While we have yellow Mabuchis on our minds (howzat for a segue' ?)
I started my next little project yesterday. I got a package in the mail yesterday from Don Siegel in France with a bunch of Mabuchi 13UO stuff in it, including my favorite brand...K&B...I was partial to yellow as a kid
What was cool about this was that I haven't seen a 13UO in person in probably 40 years
Some details I had forgotten about these little critters, especially just how small they actually were/are. They're a bit smaller in height and width than the SCX RX42 motors and significantly shorter due to the SCX endbell being so blasted long. Next thing I forgot was that on the 13UO, the motor brushes actuall ran on metal on top and bottom unlike the earlier 16-sized Mabuchis that, before the FT16D had the brushes sitting right on the plastic of the endbell like the Russkit "22". There was a system of brush hoods made of formed metal not unlike a super cheap version of the later Mura design, but held by a single screw. The last thing I either forgot or never knew in the first place was that some of the 13UO's had a fixed can bushing (see the red example in the picture below). I thought they all had the caged or floating bushing like the FT16D motors. Like I said to Don, it goes to prove that what I don't know...or forgot...or both...

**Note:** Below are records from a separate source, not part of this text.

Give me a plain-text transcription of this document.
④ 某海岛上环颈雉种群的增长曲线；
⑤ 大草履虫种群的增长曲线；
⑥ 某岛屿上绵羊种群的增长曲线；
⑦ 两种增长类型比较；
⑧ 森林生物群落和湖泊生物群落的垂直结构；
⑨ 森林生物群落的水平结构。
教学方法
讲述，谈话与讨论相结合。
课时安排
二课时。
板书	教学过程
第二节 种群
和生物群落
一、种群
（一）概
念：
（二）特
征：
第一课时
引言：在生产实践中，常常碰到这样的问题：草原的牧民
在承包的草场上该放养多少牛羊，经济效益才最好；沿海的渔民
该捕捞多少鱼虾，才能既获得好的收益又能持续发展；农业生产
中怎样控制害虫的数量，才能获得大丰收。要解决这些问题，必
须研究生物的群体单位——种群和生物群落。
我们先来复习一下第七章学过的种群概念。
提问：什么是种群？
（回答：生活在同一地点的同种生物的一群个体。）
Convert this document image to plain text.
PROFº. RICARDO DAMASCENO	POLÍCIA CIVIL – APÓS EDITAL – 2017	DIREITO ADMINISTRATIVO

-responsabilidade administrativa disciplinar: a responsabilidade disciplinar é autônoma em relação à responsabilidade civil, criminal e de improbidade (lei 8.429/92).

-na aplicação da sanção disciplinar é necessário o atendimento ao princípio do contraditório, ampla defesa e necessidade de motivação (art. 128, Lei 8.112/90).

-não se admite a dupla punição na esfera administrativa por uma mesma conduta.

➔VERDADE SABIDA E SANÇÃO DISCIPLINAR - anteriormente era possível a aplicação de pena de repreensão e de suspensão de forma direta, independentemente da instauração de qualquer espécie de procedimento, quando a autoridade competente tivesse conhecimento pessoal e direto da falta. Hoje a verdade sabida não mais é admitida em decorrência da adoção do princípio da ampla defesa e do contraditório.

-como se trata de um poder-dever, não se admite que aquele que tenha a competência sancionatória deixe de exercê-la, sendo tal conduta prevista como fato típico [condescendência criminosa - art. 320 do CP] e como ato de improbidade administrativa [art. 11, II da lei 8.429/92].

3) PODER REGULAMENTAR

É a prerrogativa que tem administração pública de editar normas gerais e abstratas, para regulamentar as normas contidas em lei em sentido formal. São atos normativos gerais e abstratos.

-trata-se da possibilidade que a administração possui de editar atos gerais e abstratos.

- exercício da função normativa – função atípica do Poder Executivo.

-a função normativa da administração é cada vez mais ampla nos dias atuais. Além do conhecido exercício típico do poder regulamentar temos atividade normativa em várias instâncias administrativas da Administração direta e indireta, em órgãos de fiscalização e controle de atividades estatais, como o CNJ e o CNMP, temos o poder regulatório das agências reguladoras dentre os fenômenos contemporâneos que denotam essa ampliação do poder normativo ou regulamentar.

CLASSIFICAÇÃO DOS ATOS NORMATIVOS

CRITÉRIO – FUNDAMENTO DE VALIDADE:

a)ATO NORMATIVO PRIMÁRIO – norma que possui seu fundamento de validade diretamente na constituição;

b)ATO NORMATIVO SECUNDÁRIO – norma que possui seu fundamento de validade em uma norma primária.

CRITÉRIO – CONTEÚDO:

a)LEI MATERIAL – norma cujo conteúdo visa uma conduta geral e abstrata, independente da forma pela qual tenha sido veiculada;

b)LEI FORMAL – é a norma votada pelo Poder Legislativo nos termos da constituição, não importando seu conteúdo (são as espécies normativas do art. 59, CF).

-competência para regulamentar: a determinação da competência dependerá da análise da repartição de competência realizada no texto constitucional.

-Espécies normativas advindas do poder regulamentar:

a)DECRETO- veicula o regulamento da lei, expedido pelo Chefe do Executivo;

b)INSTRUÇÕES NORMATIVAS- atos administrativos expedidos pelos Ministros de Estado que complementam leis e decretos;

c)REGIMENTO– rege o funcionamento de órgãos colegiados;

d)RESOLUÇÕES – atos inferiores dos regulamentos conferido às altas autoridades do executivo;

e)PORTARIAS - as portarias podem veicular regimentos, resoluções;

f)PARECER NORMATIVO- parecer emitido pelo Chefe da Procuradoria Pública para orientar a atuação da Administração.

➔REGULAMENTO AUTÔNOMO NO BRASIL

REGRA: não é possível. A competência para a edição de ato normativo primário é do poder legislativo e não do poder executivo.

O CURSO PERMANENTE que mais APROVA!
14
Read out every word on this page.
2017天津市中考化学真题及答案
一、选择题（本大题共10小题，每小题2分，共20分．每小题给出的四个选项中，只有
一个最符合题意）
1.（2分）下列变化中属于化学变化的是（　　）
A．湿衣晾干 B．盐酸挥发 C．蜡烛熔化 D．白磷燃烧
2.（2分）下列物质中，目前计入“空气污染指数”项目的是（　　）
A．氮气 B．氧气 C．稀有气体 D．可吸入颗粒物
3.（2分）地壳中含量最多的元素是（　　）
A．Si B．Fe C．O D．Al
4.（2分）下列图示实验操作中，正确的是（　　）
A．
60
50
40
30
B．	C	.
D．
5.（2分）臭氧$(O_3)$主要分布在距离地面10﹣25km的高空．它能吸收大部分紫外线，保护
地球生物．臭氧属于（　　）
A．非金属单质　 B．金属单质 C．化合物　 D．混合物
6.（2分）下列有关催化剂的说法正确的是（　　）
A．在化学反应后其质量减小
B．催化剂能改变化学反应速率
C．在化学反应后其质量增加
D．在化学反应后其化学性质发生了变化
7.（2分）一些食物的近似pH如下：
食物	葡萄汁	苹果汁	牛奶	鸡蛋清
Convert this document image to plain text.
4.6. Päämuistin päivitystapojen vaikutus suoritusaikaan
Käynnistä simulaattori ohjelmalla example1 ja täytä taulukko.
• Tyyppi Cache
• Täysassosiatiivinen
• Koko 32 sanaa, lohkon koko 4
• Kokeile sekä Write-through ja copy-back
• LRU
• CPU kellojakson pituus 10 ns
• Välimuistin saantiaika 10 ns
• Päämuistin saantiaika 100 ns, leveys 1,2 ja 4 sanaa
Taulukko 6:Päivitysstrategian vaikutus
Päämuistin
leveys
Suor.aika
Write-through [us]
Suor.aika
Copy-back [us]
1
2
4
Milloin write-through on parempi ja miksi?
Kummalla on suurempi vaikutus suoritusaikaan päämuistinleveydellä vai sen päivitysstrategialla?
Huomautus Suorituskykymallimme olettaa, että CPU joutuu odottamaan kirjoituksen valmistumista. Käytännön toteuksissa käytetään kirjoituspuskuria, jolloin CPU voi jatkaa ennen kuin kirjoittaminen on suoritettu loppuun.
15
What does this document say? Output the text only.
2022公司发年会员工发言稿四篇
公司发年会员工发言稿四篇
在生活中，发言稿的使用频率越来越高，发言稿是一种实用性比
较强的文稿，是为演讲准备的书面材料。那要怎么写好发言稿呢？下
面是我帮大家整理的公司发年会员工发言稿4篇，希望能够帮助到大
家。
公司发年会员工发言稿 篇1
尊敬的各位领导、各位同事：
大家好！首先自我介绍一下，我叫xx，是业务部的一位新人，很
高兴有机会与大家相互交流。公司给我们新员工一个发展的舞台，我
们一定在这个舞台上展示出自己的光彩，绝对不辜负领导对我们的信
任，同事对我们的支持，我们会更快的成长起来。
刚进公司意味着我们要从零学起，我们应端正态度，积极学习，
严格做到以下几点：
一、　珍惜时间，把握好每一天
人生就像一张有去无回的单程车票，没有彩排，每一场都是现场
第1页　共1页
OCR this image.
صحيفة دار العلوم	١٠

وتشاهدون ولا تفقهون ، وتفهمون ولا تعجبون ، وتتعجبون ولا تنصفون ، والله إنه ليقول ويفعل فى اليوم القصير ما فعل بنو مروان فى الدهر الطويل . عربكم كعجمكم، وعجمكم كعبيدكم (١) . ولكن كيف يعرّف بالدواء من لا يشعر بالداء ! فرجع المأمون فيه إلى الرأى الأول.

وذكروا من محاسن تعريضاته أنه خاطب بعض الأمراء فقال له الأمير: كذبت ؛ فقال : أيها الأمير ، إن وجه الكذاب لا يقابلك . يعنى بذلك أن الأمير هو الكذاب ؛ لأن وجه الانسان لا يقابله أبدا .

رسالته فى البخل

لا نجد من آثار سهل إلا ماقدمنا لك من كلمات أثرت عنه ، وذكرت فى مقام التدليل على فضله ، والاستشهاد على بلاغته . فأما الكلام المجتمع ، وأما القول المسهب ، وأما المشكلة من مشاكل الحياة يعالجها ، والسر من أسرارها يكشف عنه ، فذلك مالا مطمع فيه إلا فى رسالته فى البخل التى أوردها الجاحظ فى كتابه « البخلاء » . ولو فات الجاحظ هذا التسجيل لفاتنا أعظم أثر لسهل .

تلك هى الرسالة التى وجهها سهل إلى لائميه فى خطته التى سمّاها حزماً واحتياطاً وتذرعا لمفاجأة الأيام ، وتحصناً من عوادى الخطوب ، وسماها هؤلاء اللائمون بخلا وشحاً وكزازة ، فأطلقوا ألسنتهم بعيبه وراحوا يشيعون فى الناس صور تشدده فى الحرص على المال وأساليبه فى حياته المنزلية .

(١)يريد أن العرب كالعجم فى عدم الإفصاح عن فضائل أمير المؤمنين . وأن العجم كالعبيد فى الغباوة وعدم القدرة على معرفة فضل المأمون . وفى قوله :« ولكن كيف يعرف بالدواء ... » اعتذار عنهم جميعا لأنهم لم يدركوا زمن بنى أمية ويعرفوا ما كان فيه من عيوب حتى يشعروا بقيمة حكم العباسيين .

about vintage motors would fill a very large stadium. Anyway, here's what the smallest of the Mabuchis look like:
Don was kind enough to send me plenty of spares and parts to be able to experiment with in order to hopefully get a stronger rewound version of one of these that can live without vaporizing
Because I want to stay within the realm of "vaguely period correct", I'm not going to use a modern endbell even though there are probably some that would fit-up without too much difficulty. I'm also not going to use Mura hoods or really anything externally that purists might howl about since they came later on. This will naturally limit the wind, but with the right magnets, this little motor should be able to go up to where say a typical early 16D rewind was at...I think
The result will hopefully be a motor that can fit easily in the skinniest chassis/body and will also have a respectable power-to-weight ratio because the 13UO is pretty darned scrawney. I think this motor was really intended for home tracks (???), but we ran them as a kid on commercial tracks all the time. Hey...they were cheap, just like us!
To start, I turned my attention to the can. The anemic magnets had to go of course because they barely would hold a note on a refridgerator
The can itself needed some TLC, so I stripped it and smoothed it a little and cleaned up the bushing carrier. Then I epoxied-in a set of magnets of unknown origin from a box of assorted "stuff" I've accumulated. I have no clue where they came from originally, but they are ceramics so they are at least not of a soooper modern material. They needed trimming top and bottom and at their tips and are a bit thicker than the Mabuchi magnets, but the stack of the new arm can be polished-down a little to open up the airgap so I wasn't too worried about that. Anyway, after a first coat of yellow and with the new magnets installed, the little guy looks like this:
The new magnets read somewhere around 900 on my meter. They won't pull nails from oak, but that's several orders of magnitude stronger (at least!) than what was in there for sure. I'll slightly rough-up the paint and give it a final coat before assembly, but at least for now, one piece of the 13UO puzzle is in place.
Next up, I have to figure out what to do with the endbell. Real estate is really limited on these things, but some quick and dirty eyeballing makes me think that FT26D brush tubes with some sort of FT16D hoods modified might just work. The 13UO endbell itself is on two levels to make the bizarre-o brush hardware work, so I have to first file the surface of the endbell down flat and then groove both sides for the FT26D brush tubes to sit down in...but I'm getting ahead of myself and the "plan" (such as it is anyway
) could change when I sctually start wrecking...er..."modifying" things. Thank goodness Don sent extra stuff!